Sometimes it feels like we are facing the impossible right now. The climate is changing, growing warmer, gradually making the Earth uninhabitable. We are exhausting our natural resources, eating our way to obesity and stressing ourselves to death. Trolls are spreading fake news and making us turn against each other. There are mass shootings, pollution, human and animal suffering. But there is also love, moments when we stop in the middle of a busy day to help a homeless person up off the ground, stroke our child’s hair and kiss their forehead to wish them goodnight. We squeeze our sister’s hand when she has learnt about her father-in-law’s passing, briefly look up from our phone on the bus to meet the eyes of a stranger and smile. We step barefooted onto wet grass after rain, take our hats off to young people who assemble on the streets to demand action from the decision-makers, feel the wind caress our face in autumn storms, take a deep breath and feel alive.

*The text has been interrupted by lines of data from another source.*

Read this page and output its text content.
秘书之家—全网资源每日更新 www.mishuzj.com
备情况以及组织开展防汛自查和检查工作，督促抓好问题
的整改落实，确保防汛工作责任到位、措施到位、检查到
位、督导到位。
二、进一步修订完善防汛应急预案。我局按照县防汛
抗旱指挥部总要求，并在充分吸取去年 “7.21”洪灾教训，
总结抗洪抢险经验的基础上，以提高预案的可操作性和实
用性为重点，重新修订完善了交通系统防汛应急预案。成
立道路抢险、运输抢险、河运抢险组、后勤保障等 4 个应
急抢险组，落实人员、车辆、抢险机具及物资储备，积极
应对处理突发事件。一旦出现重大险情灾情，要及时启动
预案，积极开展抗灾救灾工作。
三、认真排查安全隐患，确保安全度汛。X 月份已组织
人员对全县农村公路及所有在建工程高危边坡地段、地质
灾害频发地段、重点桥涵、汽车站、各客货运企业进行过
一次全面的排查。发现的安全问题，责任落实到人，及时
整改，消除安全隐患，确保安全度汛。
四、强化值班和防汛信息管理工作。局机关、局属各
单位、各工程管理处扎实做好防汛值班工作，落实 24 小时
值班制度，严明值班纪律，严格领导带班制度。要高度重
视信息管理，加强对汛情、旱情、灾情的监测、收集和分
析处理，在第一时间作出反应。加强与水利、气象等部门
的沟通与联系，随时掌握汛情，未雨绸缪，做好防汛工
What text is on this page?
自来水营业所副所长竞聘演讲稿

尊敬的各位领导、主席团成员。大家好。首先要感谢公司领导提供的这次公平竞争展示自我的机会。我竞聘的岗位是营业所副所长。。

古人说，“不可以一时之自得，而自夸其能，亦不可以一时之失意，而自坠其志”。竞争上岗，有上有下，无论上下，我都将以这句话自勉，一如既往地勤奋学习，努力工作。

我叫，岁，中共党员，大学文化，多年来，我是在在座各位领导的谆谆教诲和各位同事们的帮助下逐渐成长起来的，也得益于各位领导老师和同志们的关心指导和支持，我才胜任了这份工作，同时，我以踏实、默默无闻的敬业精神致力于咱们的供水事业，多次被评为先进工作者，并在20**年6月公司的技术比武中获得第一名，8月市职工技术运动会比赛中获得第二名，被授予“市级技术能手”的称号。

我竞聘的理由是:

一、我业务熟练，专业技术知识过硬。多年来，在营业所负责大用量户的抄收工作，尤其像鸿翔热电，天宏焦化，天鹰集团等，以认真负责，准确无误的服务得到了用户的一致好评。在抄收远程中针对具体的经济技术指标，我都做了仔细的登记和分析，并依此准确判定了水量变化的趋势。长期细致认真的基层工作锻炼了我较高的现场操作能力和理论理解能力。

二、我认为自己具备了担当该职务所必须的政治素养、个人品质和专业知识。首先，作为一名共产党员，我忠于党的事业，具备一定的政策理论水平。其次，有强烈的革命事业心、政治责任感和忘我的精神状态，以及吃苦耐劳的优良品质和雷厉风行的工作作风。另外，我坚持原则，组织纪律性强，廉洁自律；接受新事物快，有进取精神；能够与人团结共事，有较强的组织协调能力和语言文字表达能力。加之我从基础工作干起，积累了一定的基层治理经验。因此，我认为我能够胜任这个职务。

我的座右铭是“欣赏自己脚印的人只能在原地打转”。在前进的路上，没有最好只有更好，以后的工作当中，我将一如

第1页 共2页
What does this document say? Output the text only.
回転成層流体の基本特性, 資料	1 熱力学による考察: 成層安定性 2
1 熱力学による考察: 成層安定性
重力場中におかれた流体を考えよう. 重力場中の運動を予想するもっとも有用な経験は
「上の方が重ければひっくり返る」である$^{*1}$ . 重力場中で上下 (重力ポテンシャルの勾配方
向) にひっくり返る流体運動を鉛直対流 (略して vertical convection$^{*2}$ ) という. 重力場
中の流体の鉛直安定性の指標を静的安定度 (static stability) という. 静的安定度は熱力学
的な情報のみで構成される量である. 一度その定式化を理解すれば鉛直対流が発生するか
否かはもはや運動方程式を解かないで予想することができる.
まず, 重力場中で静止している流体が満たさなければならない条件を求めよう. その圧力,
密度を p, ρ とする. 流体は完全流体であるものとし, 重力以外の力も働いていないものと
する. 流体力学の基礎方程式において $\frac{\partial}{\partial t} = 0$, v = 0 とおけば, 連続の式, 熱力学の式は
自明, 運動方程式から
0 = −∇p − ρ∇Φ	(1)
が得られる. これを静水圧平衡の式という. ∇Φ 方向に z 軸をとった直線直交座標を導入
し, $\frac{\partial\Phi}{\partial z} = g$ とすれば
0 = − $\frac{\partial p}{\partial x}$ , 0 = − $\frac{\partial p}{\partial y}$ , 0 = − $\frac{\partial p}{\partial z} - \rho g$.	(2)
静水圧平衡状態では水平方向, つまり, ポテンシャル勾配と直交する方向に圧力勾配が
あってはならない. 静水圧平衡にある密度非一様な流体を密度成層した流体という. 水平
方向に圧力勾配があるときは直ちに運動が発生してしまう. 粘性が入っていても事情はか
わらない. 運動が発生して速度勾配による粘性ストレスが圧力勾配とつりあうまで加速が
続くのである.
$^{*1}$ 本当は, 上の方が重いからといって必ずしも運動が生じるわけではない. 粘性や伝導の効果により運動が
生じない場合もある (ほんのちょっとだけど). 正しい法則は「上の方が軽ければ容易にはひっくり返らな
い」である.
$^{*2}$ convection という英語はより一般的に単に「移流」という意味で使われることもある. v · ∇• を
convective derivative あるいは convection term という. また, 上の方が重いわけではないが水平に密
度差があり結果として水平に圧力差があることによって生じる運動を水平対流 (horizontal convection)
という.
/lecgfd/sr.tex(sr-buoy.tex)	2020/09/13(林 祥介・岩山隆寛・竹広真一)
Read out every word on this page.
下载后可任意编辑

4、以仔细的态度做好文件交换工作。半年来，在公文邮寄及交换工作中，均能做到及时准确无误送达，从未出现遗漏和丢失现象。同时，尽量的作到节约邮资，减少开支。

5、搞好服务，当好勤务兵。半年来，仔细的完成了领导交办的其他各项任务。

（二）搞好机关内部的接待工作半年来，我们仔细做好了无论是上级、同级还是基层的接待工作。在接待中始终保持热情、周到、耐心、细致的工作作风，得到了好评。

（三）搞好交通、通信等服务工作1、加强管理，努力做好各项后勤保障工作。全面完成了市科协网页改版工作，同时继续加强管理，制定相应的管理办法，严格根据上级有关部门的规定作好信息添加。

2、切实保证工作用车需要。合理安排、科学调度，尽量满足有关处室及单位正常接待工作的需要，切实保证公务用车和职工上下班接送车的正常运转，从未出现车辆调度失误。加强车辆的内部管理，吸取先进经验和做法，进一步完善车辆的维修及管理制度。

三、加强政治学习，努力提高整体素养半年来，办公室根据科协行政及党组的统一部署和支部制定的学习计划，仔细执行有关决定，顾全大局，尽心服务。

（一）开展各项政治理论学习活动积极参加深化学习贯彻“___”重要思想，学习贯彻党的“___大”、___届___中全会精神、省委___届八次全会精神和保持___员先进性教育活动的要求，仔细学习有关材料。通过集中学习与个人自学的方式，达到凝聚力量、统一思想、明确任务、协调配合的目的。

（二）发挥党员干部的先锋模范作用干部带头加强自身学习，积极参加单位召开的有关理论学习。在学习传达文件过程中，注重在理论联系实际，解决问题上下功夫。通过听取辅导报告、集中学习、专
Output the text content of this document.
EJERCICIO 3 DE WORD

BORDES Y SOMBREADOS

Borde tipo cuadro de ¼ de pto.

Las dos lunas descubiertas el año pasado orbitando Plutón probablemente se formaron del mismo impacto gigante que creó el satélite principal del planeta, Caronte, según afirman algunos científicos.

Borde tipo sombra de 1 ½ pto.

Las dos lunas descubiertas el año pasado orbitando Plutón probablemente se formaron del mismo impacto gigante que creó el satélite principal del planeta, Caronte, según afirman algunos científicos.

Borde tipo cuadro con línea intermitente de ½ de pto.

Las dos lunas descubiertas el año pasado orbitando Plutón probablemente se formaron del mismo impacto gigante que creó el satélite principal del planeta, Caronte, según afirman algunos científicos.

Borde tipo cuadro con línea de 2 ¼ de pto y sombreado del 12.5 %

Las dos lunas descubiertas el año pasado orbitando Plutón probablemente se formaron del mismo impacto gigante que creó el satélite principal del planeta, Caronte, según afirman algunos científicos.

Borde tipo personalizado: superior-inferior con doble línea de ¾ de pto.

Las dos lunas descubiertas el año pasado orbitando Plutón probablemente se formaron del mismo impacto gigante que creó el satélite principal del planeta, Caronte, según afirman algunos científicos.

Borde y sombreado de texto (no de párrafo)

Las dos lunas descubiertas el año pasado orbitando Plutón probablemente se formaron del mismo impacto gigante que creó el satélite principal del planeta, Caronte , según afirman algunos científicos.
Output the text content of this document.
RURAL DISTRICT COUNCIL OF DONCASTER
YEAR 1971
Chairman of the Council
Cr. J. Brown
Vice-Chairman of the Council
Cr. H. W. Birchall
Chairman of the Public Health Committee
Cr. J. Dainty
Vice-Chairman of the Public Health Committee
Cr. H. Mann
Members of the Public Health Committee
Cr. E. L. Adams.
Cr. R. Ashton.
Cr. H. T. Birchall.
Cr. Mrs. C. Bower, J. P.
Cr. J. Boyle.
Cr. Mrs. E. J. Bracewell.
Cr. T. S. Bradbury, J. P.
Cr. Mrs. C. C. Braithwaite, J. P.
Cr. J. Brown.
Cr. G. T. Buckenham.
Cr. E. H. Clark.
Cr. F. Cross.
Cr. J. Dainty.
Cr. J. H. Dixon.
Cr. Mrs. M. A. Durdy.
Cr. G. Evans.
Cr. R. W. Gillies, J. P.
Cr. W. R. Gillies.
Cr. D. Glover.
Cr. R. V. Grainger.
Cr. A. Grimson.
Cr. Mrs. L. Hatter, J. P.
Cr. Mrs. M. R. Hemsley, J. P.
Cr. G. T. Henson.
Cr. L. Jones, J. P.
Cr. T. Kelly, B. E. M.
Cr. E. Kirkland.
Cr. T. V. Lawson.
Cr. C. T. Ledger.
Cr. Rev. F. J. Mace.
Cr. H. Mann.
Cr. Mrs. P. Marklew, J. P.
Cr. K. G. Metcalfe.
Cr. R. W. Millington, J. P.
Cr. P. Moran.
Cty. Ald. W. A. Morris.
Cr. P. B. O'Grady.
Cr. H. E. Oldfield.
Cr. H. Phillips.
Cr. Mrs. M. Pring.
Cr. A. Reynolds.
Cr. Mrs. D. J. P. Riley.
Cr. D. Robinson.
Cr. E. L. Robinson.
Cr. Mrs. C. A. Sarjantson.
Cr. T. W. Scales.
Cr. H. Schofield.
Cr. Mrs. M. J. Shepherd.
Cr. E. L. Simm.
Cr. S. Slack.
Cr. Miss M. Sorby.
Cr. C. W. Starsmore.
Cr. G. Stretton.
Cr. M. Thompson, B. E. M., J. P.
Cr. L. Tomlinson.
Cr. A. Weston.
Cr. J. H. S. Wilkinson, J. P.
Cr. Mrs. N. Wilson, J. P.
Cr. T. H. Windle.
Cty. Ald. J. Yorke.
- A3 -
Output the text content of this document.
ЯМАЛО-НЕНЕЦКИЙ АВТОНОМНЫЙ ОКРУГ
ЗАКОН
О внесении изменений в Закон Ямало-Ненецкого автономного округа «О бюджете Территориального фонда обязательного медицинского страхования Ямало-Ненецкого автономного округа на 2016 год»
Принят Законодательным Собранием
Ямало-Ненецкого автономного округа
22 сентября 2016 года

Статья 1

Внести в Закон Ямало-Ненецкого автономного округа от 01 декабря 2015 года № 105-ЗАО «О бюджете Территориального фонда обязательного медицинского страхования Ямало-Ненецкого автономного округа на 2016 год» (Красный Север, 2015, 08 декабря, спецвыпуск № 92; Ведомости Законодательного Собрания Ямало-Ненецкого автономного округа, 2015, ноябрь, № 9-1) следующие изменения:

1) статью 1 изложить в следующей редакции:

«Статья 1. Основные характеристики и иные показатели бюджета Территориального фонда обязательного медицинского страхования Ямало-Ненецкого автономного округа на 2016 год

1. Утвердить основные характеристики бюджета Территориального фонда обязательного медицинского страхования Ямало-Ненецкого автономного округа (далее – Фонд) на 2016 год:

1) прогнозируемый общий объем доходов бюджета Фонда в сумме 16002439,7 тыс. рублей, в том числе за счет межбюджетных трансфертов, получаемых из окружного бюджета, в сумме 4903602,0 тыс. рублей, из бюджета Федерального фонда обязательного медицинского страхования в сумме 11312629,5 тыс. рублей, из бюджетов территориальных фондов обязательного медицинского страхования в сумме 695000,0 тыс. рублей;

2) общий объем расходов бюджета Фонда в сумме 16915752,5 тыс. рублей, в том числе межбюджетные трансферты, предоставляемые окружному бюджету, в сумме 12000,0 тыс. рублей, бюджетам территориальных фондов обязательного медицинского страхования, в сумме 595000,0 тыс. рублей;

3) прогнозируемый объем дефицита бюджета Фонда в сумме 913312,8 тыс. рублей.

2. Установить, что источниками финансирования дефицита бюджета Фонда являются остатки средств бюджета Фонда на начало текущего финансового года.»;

I spent a long time trying to identify the feeling that pervades the corridors of VTT and why. It is not fear but optimism. The fact that we are living in difficult times and facing the greatest global challenges is nothing new to us. We have been here to build a post-war Finland, innovated new, sustainable forms of energy during the oil crisis, modernised the industrial sector, played a part in the creation of the world’s first mobile phone and the first wireless networks in Europe. My colleagues are growing microbes that eat plastic waste in the sea, developing a leather substitute from mushroom mycelium, and extracting antimicrobial compounds from berries to fight antibiotic-resistant superbugs. Our hyperspectral camera is studying the environment from space and attempting to use the information to combat the effects of climate change.
This is why, even now, we are calm, and some of us are actually very excited. We have the competence, scientific knowledge and the experience. What could be more motivating than doing something that is difficult? And why not – this is the best time, as now better than ever can we make the impossible possible. And find answers to the most burning questions of our time. I am sure that you already know that we have the means. All we need now is the same kind of shared passion and will that took man to the Moon.